Apparently my being triggered, triggered a good friend of mine while I was venting to her. Some people are still so programmed to people please that being angry at someone, even if it is clearly not them you are angry at, triggers them badly. Then the begin to make excuses for the person who stabbed you in the back. I think this is done to "smooth things over" or "make things right" in their mind. but in reality all it does is totally invalidate the friend who is rightfully angry because someone has offended them.

Is this because PP's are triggered or pathologically fearful of any confrontation? Perhaps... it is done for self preservation?

It takes time to move away from pathologically trying to please everyone. I used to be like that and only now I see how toxic that is too. In it's own way just as toxic and self serving as narcissism.

When you are disregarding a persons feelings and trying to make them see how "wrong" they are or how wrong they could be just so YOU don't have to deal with any kind of confrontation or negative emotion, it's totally selfish!

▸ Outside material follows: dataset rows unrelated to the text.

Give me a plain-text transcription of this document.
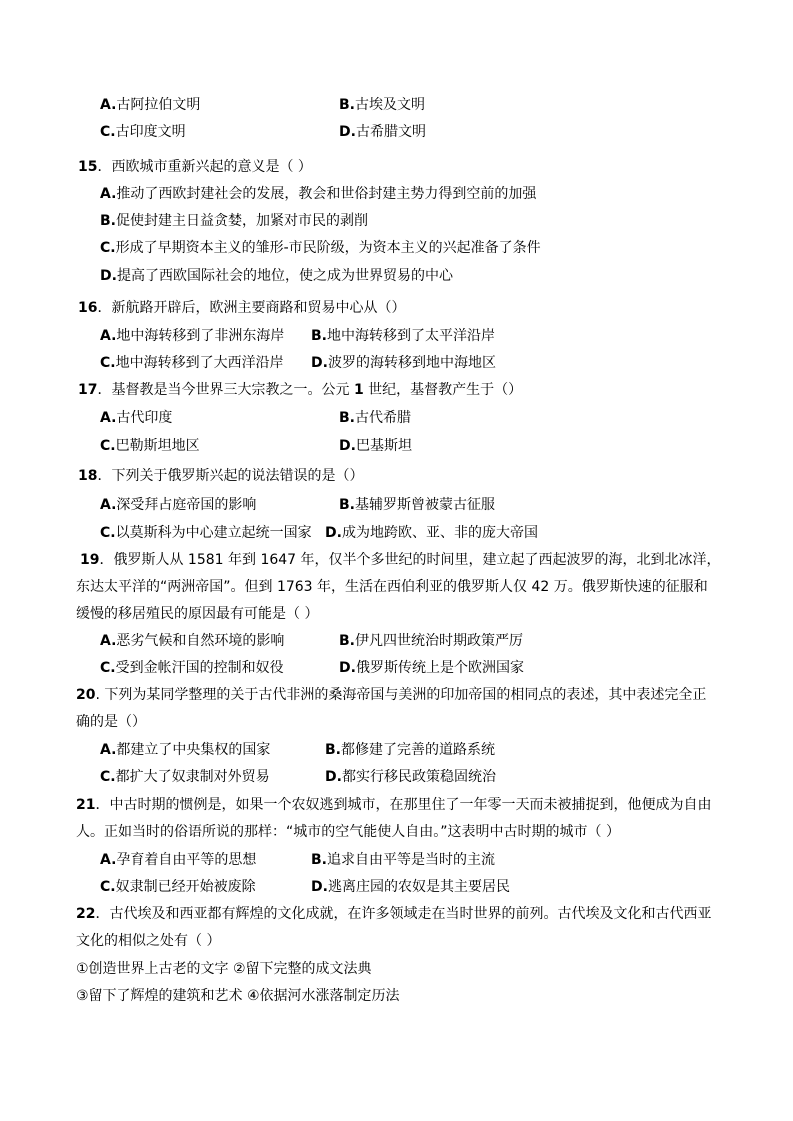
A.古阿拉伯文明	B.古埃及文明
C.古印度文明	D.古希腊文明
15．西欧城市重新兴起的意义是（ ）
A.推动了西欧封建社会的发展，教会和世俗封建主势力得到空前的加强
B.促使封建主日益贪婪，加紧对市民的剥削
C.形成了早期资本主义的雏形-市民阶级，为资本主义的兴起准备了条件
D.提高了西欧国际社会的地位，使之成为世界贸易的中心
16．新航路开辟后，欧洲主要商路和贸易中心从（）
A.地中海转移到了非洲东海岸 B.地中海转移到了太平洋沿岸
C.地中海转移到了大西洋沿岸 D.波罗的海转移到地中海地区
17．基督教是当今世界三大宗教之一。公元 1 世纪，基督教产生于（）
A.古代印度	B.古代希腊
C.巴勒斯坦地区	D.巴基斯坦
18．下列关于俄罗斯兴起的说法错误的是（）
A.深受拜占庭帝国的影响	B.基辅罗斯曾被蒙古征服
C.以莫斯科为中心建立起统一国家 D.成为地跨欧、亚、非的庞大帝国
19．俄罗斯人从 1581 年到 1647 年，仅半个多世纪的时间里，建立起了西起波罗的海，北到北冰洋，
东达太平洋的“两洲帝国”。但到 1763 年，生活在西伯利亚的俄罗斯人仅 42 万。俄罗斯快速的征服和
缓慢的移居殖民的原因最有可能是（ ）
A.恶劣气候和自然环境的影响	B.伊凡四世统治时期政策严厉
C.受到金帐汗国的控制和奴役	D.俄罗斯传统上是个欧洲国家
20. 下列为某同学整理的关于古代非洲的桑海帝国与美洲的印加帝国的相同点的表述，其中表述完全正
确的是（）
A.都建立了中央集权的国家	B.都修建了完善的道路系统
C.都扩大了奴隶制对外贸易	D.都实行移民政策稳固统治
21．中古时期的惯例是，如果一个农奴逃到城市，在那里住了一年零一天而未被捕捉到，他便成为自由
人。正如当时的俗语所说的那样：“城市的空气能使人自由。”这表明中古时期的城市（ ）
A.孕育着自由平等的思想	B.追求自由平等是当时的主流
C.奴隶制已经开始被废除	D.逃离庄园的农奴是其主要居民
22．古代埃及和西亚都有辉煌的文化成就，在许多领域走在当时世界的前列。古代埃及文化和古代西亚
文化的相似之处有（ ）
①创造世界上古老的文字 ②留下完整的成文法典
③留下了辉煌的建筑和艺术 ④依据河水涨落制定历法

People pleasing is all about "smoothing things over" and/or "sweeping them under the rug" so YOU don't have to feel. So you don' have to be triggered. So you don't have to stand up for ANYTHING. God forbid you take a side and say, "you are right"  because that would mean the other person was "wrong" perhaps and you are unwilling/unable to do that. Perhaps you no sides but in fact play both sides telling each how valid their anger is and how you understand where they are coming from. Isn't this selfish too? If you would not want something done to you than playing the middle is completely insincere.

We are trained to be people pleasers. We have good hearts. We believe we mean well and are taking the high road but kissing people's asses. It can be a super power in the right circumstances but at other times it makes us weak. It allows toxic people to see that we are targets because they will not get any resistance from us. People who are too scared to stand up for themselves or anyone else. People who stuff their feelings and are proud because they seem to walk around happy all the time on the outside while inside them all these years of toxic emotions that have been stuffed deep down inside us... eat us alive from the inside out.